St. John's Law Review

White-Collar Crime, Social Harm, and Punishment: A Critique and Modification of the Sixth Circuit's Ruling in United States V. Davis

By: Matthew A. Ford

The Supreme Court, in United States v. Booker, found the United States Sentencing Guidelines unconstitutional, uprooting nearly twenty years of structured sentencing in federal courts. As a result of this uprooting, judges now have much greater discretion in sentencing. Appellate review of sentencing decisions, however, limits this discretion by requiring district courts to impose only reasonable sentences.  This comment considers reasonableness review in the context of white-collar crime by analyzing a recent circuit court decision, United States v.

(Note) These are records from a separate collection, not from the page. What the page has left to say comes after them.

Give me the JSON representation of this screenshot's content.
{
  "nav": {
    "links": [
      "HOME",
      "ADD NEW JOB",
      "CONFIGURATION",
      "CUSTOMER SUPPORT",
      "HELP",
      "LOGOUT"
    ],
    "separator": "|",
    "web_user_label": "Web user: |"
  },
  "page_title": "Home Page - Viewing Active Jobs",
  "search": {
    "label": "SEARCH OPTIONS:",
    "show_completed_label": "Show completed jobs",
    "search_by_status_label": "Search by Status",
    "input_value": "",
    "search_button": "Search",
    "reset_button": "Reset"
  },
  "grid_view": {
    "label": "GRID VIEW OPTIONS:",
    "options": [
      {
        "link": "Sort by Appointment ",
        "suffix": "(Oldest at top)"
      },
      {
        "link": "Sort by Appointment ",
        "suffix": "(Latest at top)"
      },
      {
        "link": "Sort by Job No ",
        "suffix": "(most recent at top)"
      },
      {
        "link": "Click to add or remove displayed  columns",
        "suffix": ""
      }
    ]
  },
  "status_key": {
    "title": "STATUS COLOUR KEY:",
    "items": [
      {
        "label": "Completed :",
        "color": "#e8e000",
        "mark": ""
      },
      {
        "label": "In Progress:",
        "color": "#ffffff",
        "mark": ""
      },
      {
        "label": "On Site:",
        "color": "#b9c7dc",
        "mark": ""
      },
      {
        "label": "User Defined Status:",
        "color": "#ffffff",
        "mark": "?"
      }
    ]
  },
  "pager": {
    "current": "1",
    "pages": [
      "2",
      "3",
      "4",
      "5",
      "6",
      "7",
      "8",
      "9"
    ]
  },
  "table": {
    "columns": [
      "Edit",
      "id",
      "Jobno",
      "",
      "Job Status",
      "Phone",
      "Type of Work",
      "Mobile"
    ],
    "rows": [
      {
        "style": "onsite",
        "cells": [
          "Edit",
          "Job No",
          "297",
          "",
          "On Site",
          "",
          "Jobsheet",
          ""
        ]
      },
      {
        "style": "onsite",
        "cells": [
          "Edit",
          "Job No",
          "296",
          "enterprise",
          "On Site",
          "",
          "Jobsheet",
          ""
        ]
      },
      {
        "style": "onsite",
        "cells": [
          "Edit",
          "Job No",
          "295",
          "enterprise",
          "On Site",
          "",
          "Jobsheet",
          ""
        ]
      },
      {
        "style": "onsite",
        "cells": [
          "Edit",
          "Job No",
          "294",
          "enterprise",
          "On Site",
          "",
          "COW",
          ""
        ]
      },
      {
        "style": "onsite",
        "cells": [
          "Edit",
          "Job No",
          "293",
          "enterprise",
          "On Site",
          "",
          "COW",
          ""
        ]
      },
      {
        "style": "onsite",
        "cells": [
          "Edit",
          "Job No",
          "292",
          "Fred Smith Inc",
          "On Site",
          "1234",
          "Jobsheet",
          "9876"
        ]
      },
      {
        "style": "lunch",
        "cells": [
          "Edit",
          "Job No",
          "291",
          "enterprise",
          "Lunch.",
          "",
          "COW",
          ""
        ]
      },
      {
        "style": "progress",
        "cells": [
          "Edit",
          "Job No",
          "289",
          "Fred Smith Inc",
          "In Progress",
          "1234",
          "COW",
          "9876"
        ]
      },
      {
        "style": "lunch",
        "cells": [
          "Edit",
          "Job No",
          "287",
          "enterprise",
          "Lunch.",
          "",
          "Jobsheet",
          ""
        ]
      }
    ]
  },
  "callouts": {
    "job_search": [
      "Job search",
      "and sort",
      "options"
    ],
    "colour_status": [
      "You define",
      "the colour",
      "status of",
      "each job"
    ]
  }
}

Davis, 458 F.3d 491 (6th Cir. 2006). 

In Davis, the Court of Appeals for the Sixth Circuit vacated a one-day prison sentence imposed on a defendant convicted of two counts of bank fraud where the recommended Sentencing Guidelines range was thirty to thirty-seven months, because it found the sentence unreasonable.  In finding the sentence unreasonable, the court relied primarily on (1) the numerical variance between the sentence imposed and the recommended Guideline Sentence and (2) the unlikelihood that the sentence would deter others from committing similar crimes.  The court’s reliance on numerical variance and deterrence represents an unhealthy trend in post-Booker sentencing, because such reliance tends to shift the balance of power towards the legislature and prosecutors and away from judges in the unique position to give individualized sentences.
 
This comment urges courts to refrain from this mode of analysis and to rely more heavily on the social harm caused by white-collar crimes as a basis for finding nominal sentences of white-collar criminals unreasonable.  Reliance on social harm as a justification for punishment reflects the criminal nature of white-collar crimes.  It also helps strike a balance between prosecutorial power and judicial discretion.